Abstract
Background and Aims : We examined whether the lung injury produced in rats by intravenous injection of TNF-α could be inhibited by the intravenous administration of human urinary trypsin inhibitor (UTI), since the results of previous investigations showed the ability of UTI to bind bacterial toxins and superantigen, to markedly inhibit serum TNF-α production, and reduce myeloperoxidase content of rat lungs.
Methods : The rats were infused with PBS, TNF-α (100 or 250 ng/rat) or UTI-TNF-α, through the rat tail vein under Nembutal anaesthesia. All lungs were then excised in individual experimental groups 5 h after the infusion, and examined histologically, histochemically and biochemically.

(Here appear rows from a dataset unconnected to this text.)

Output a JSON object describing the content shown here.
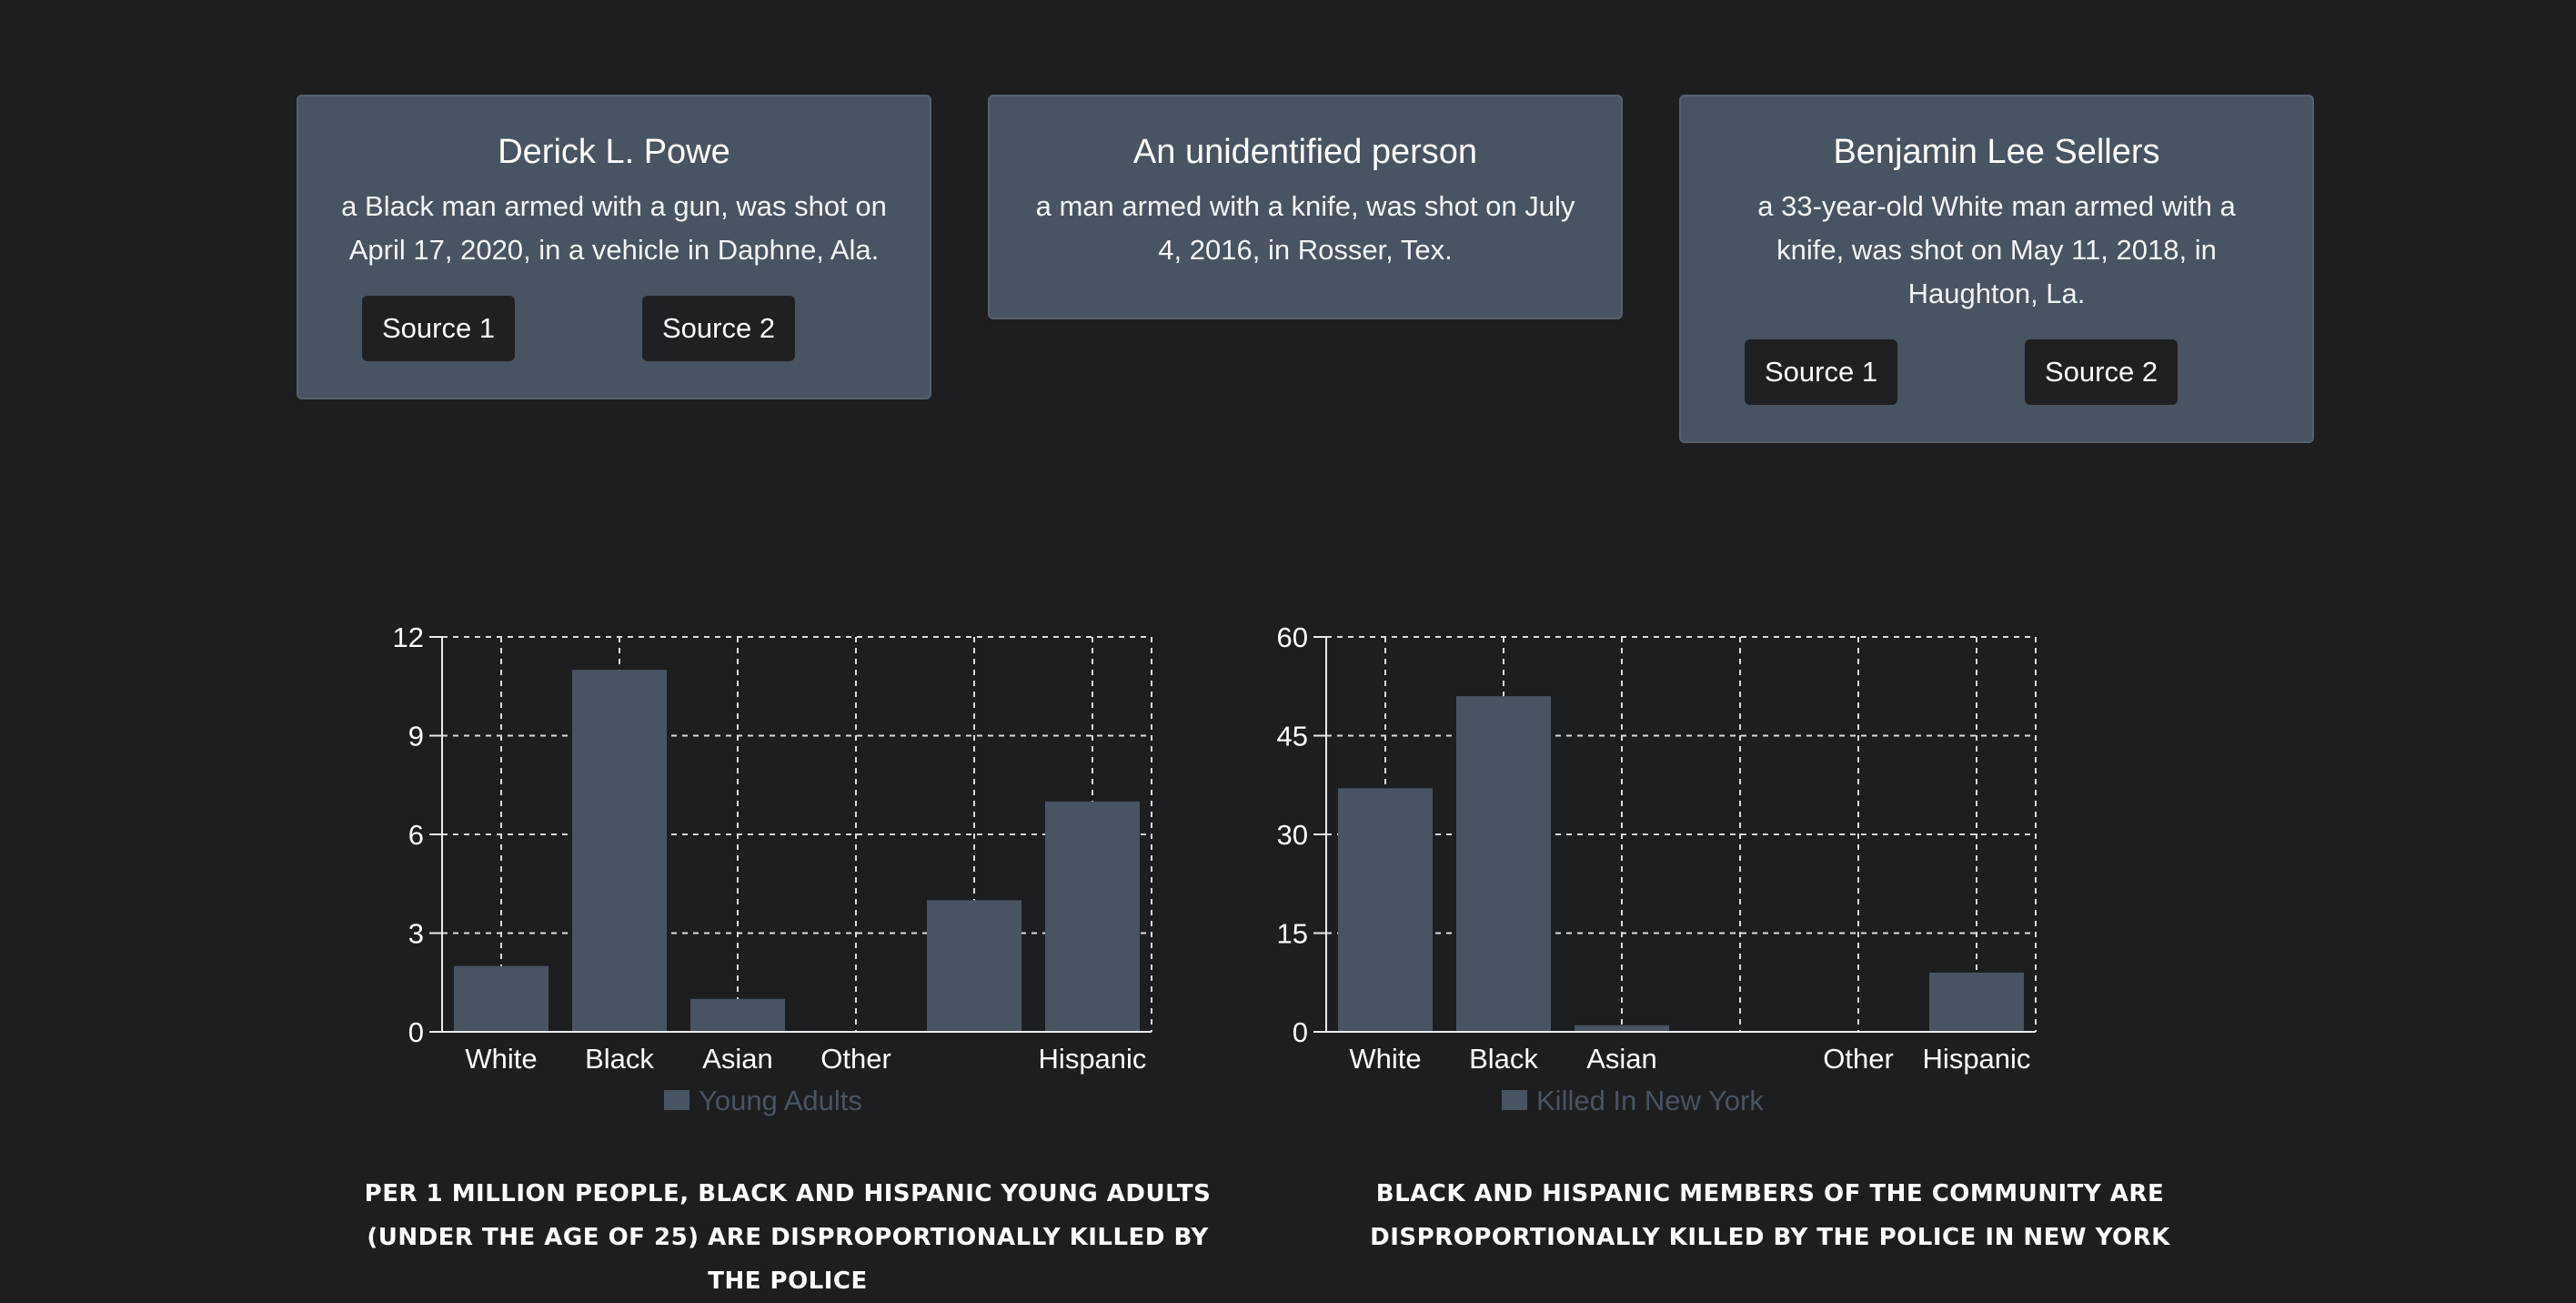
{
  "cards": [
    {
      "name": "Derick L. Powe",
      "description": "a Black man armed with a gun, was shot on April 17, 2020, in a vehicle in Daphne, Ala.",
      "sources": [
        "Source 1",
        "Source 2"
      ]
    },
    {
      "name": "An unidentified person",
      "description": "a man armed with a knife, was shot on July 4, 2016, in Rosser, Tex.",
      "sources": []
    },
    {
      "name": "Benjamin Lee Sellers",
      "description": "a 33-year-old White man armed with a knife, was shot on May 11, 2018, in Haughton, La.",
      "sources": [
        "Source 1",
        "Source 2"
      ]
    }
  ],
  "chart_data": [
    {
      "type": "bar",
      "categories": [
        "White",
        "Black",
        "Asian",
        "Other",
        "",
        "Hispanic"
      ],
      "series": [
        {
          "name": "Young Adults",
          "values": [
            2,
            11,
            1,
            0,
            4,
            7
          ]
        }
      ],
      "yticks": [
        0,
        3,
        6,
        9,
        12
      ],
      "ylim": [
        0,
        12
      ],
      "grid": true,
      "legend_position": "bottom",
      "caption": "Per 1 million people, Black and Hispanic young adults (under the age of 25) are disproportionally killed by the police"
    },
    {
      "type": "bar",
      "categories": [
        "White",
        "Black",
        "Asian",
        "",
        "Other",
        "Hispanic"
      ],
      "series": [
        {
          "name": "Killed In New York",
          "values": [
            37,
            51,
            1,
            0,
            0,
            9
          ]
        }
      ],
      "yticks": [
        0,
        15,
        30,
        45,
        60
      ],
      "ylim": [
        0,
        60
      ],
      "grid": true,
      "legend_position": "bottom",
      "caption": "Black and Hispanic members of the community are disproportionally killed by the police in New York"
    }
  ],
  "colors": {
    "background": "#1d1e20",
    "card": "#485462",
    "bar": "#485462",
    "legend_text": "#485462",
    "button": "#1f2022"
  }
}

Results : Intravenous injection of TNF-α caused punctate areas of haemorrhage on the lung surface. Histological, histochemical and ultrastructural examinations revealed lung injuries of different extents, vasculitis with concentration of inflammatory cells, and infiltration of numbers of eosinophils around the arteries and veins of the pulmonary lobules and bronchioles. These morphological presentations were similar to those induced by intraperitoneal injection of the superantigen, staphylococcal enterotoxin B. However, the administration of UTI markedly attenuated the lung injuries and vasculitis induced by intravenous injection of TNF-α, involving a marked reduction in the number of inflammatory cells, infiltration of eosinophils, the extent of injury and myeloperoxidase content of rat lungs.
Conclusions : Taken together, UTI may have defensive effects on inflammation and/or infection by suppressing the early responses of stimulated cells.